首先看evdev的id_table:可以发现,它里面除了driver_info其他都是空的。即evdev的handler可以匹配所有的device
即空的flags:不用匹配flags
空的xxbit,不用匹配xxbit
static const struct input_device_id evdev_ids[] = {
{ .driver_info = 1 }, /* Matches all devices */
{ }, /* Terminating zero entry */
};
2.6、unregister
它和register的顺序刚好相反,就不详细分析了
/**
* input_unregister_device - unregister previously registered device
* @dev: device to be unregistered
*
* This function unregisters an input device. Once device is unregistered
* the caller should not try to access it as it may get freed at any moment.
*/
void input_unregister_device(struct input_dev *dev)
{
if (dev->devres_managed) {
WARN_ON(devres_destroy(dev->dev.parent,
devm_input_device_unregister,
devm_input_device_match,
dev));
__input_unregister_device(dev);
/*
* We do not do input_put_device() here because it will be done
* when 2nd devres fires up.
*/
} else {
__input_unregister_device(dev);
input_put_device(dev);
}
}
EXPORT_SYMBOL(input_unregister_device);
至此,和核心层中input子系统和device相关的已经分析完毕。
三、事件驱动层提供的接口函数
接下来我们分析handler部分
3.1、handler注册
drivers/input/input.c
/**
* input_register_handler - register a new input handler
* @handler: handler to be registered
*
* This function registers a new input handler (interface) for input
* devices in the system and attaches it to all input devices that
* are compatible with the handler.
*/
int input_register_handler(struct input_handler *handler)
{
struct input_dev *dev;
int retval;
retval = mutex_lock_interruptible(&input_mutex);
if (retval)
return retval;
INIT_LIST_HEAD(&handler->h_list); /* 初始化自身链表 */
if (handler->fops != NULL) {
if (input_table[handler->minor >> 5]) { /* 每种handler的minor以32的倍数为base ,这里是检查当前handler类是不是已经注册过了,比如evdev的base是64,那么他就在input_table[2]中*/
retval = -EBUSY;
goto out;
}
input_table[handler->minor >> 5] = handler; /* 上面检查没被注册过,测在这里注册进input_table中 */
}
list_add_tail(&handler->node, &input_handler_list); /* 把当前handler加入到input核心增维护的两条重要链表之一的handler链表中去 */
/* 用当前的handler遍历核心层维护的两条重要链表之一的dev链表,并尝试匹配 */
list_for_each_entry(dev, &input_dev_list, node)

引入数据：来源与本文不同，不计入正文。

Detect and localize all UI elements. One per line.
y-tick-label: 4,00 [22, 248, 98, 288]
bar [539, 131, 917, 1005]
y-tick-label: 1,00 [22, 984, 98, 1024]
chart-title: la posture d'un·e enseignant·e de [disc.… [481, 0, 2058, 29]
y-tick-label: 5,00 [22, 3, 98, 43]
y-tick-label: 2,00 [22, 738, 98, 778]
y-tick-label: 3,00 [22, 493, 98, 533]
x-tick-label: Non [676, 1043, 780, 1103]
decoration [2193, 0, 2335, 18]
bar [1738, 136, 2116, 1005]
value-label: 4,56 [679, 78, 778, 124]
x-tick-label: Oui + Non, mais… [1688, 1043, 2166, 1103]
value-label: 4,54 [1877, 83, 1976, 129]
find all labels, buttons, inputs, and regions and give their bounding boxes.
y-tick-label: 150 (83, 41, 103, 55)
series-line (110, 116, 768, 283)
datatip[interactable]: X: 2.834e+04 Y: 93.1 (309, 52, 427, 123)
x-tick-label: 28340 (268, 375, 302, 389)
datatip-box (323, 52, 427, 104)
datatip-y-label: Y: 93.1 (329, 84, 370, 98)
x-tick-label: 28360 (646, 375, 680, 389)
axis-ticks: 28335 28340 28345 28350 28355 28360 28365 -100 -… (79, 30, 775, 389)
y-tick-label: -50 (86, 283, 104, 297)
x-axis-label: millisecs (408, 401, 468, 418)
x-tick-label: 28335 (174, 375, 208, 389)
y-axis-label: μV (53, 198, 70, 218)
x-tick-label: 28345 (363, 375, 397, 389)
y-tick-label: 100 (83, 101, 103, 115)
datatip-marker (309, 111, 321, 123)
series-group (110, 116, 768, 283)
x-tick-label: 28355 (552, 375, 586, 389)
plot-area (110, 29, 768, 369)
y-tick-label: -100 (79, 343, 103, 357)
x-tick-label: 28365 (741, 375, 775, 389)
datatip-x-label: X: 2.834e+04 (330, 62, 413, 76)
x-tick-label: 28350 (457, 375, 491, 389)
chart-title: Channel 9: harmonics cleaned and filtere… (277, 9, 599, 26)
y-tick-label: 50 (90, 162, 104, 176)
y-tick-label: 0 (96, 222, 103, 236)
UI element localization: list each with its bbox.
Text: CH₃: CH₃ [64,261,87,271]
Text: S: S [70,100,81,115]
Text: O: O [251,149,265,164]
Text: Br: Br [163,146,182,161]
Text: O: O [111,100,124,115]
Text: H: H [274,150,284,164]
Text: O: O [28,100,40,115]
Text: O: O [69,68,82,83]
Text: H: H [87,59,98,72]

input_attach_handler(dev, handler);
input_wakeup_procfs_readers(); /* 更新proce文件系统 */
out:
mutex_unlock(&input_mutex);
return retval;
}
匹配算法和device那边的完全一样。
这里要说明的是为什么即在注册handler的时候匹配一遍,又要在注册device的时候匹配一次。
这是因为,通常系统不能确定是handler先注册,还是dev先注册。
假设只在注册dev的时候匹配handler(注册handler去掉匹配那几句代码 ),结果,devi先执行的,因为handler还没被注册,所以dev匹配失败。当注册handler的时候,因为没有了再次匹配,所以两者无法再接续到一块了。所以要在handler和dev注册都匹配一次,当然肯定是后面注册的才能匹配成。
3.2、handler解注册
drivers/input/input.c
/**
* input_unregister_handler - unregisters an input handler
* @handler: handler to be unregistered
*
* This function disconnects a handler from its input devices and
* removes it from lists of known handlers.
*/
void input_unregister_handler(struct input_handler *handler)
{
struct input_handle *handle, *next;
mutex_lock(&input_mutex);
list_for_each_entry_safe(handle, next, &handler->h_list, h_node)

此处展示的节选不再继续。